2 May 2023

Before HM Senior Coroner for Surrey, Richard Travers
Surrey Coroner’s Court, Woking
Scheduled 2 May – 1 June 2023

Aisha Cleary was born during the night of 26 September 2019. She was found dead on the morning of 27 September after her mother, a highly vulnerable 18 year old care leaver, gave birth alone in a prison cell in HMP Bronzefield in Ashford, Surrey – the largest women’s prison in Europe.

Now an inquest will open into her death after her mother persuaded the coroner to examine the circumstances of Aisha’s death and whether any failures in the care provided to Aisha’s mother or to Aisha contributed to her death. The coroner will hear the evidence of expert pathologists and a consultant obstetrician to determine whether Aisha was born alive or stillborn.

Aisha’s mother was remanded to HMP Bronzefield on 14 August 2019, arriving with a Prison Escort Record stating that she was six months pregnant.
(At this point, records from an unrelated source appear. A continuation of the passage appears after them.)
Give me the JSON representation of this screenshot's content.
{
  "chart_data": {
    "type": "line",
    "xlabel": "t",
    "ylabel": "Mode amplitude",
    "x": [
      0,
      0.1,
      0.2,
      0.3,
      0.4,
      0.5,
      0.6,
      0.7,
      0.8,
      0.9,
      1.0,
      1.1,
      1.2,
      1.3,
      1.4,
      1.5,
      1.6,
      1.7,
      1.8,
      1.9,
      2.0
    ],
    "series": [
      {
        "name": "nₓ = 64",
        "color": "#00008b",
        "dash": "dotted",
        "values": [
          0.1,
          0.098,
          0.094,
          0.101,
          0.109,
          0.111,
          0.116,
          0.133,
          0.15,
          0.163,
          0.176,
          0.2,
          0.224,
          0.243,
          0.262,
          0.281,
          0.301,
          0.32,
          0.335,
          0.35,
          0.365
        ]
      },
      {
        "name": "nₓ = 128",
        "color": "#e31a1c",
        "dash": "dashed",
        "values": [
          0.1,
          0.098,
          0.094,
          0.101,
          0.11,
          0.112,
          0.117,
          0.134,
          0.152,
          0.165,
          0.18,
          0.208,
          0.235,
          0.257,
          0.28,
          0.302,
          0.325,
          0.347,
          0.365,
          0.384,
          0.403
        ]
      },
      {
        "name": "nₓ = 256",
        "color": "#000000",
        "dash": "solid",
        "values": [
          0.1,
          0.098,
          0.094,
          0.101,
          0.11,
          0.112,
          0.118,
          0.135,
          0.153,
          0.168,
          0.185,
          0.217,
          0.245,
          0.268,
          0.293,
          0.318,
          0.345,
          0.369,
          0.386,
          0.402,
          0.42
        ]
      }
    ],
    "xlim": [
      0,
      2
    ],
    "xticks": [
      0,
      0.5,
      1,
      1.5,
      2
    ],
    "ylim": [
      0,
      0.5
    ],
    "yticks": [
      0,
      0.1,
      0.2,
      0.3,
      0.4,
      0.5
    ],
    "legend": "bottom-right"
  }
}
On 19 August she was told by social services that they would be seeking a court order to remove her child at birth. She did not engage consistently with maternity services.

During the evening of 26 September, Aisha’s mother went into labour. At around 8.07pm Aisha’s mother used the intercom in her cell to request medical attention. No nurse or ambulance was called, and no-one checked on her. Aisha’s mother pressed her cell bell again at around 8.32pm, but the call was not answered.

At around 9.27pm and 4.19am, Aisha’s mother’s cell was checked by prison officers as part of a routine roll count, but on neither occasion was anything untoward noticed in her cell. At around 8.15am a prison officer did the morning unlock and did not notice that the cell had significant amounts of blood on the floor and walls.

At around 8.21am, two prisoners alerted prison staff to blood in Aisha’s mother’s cell. A prison officer who then attended discovered that Aisha’s mother had given birth during the night.

Nurses attended and attempted to resuscitate Aisha (without access to a paediatric resuscitation equipment) and called an ambulance. At around 9.03am, paramedics confirmed that Aisha had died.

The inquest, which is planning to hear evidence from approximately 50 witnesses (including social services, community and prison midwifery services, prison healthcare staff and officers and former prisoners, as well as expert evidence), will also examine issues including:

  • Aisha’s mother’s status in relation to any relevant state agencies, when she became pregnant with Aisha;
  • The care (including clinical care) offered or provided to Aisha’s mother in relation to her pregnancy from February to the 14 August 2019 by relevant services;
  • The care (including clinical care) and support offered or provided to Aisha’s mother in relation to her pregnancy, and how this was managed after she was detained in custody at HMP Bronzefield on the 14 August 2019 including the adequacy of the response to cell bells;
  • Information sharing between relevant agencies and services; and
  • What Aisha’s prospects of survival would or may have been if Aisha’s mother had been provided different treatment and care at any time in the course of her pregnancy, labour, or delivery of Aisha.

Aisha’s death has been investigated by the Prisons and Probation Ombudsman (PPO), Sue McAllister. 

In the PPO Report, Ms McAllister commented: “Ms A gave birth alone in her cell overnight without medical assistance. This should never have happened”, noting that “[i]n many ways the situation for pregnant women in Bronzefield was symptomatic of a national absence of policies and pathways for pregnant women in custody”. 

The PPO has made wide-ranging recommendations for national improvement and learning for caring for pregnant prisoners. The coroner will also examine what changes have been made to maternity services in HMP Bronzefield, and more widely, since Aisha’s death, to determine whether a Report to Prevent Future Deaths must be issued.

Deborah Coles, Director at INQUEST, said: "A teenager giving birth alone in a prison cell, her calls for help ignored, is deeply shocking. This inquest must examine how she and her baby were so badly failed by multiple state agencies with responsibility for their welfare, health  and safety."  

ENDS

NOTES TO EDITORS

For more information please contact Leila Hagmann on [email protected]. 

The family is represented by INQUEST Lawyers Group members Elaine Macdonald of Broudie Jackson Canter Solicitors, and Maya Sikand KC and Tom Stoate of Doughty Street Chambers. The family is supported by INQUEST caseworker Selen Cavcav. 

Other Interested persons represented are Sodexo Justice Services, the Ministry of Justice, the London Borough of Camden, Ashford & St Peter’s Hospitals NHS Foundation Trust, University College London Hospital NHS Foundation Trust, Central and North West London NHS Foundation Trust, NHS England, Prison Officer Lewis Kirby and Prison Officer Mark Johnson.

Relevant case

  • Natasha Chin, 39, was found unresponsive in her cell in HMP Bronzefield on 19 July 2016, less than 36 hours after entering the prison. An inquest found neglect and systemic failures by prison and healthcare providers contributed to her death. The inquest also considered the prisons response to cell bell calls, after staff failed to respond when Natasha rang her cell bell due to a system fault.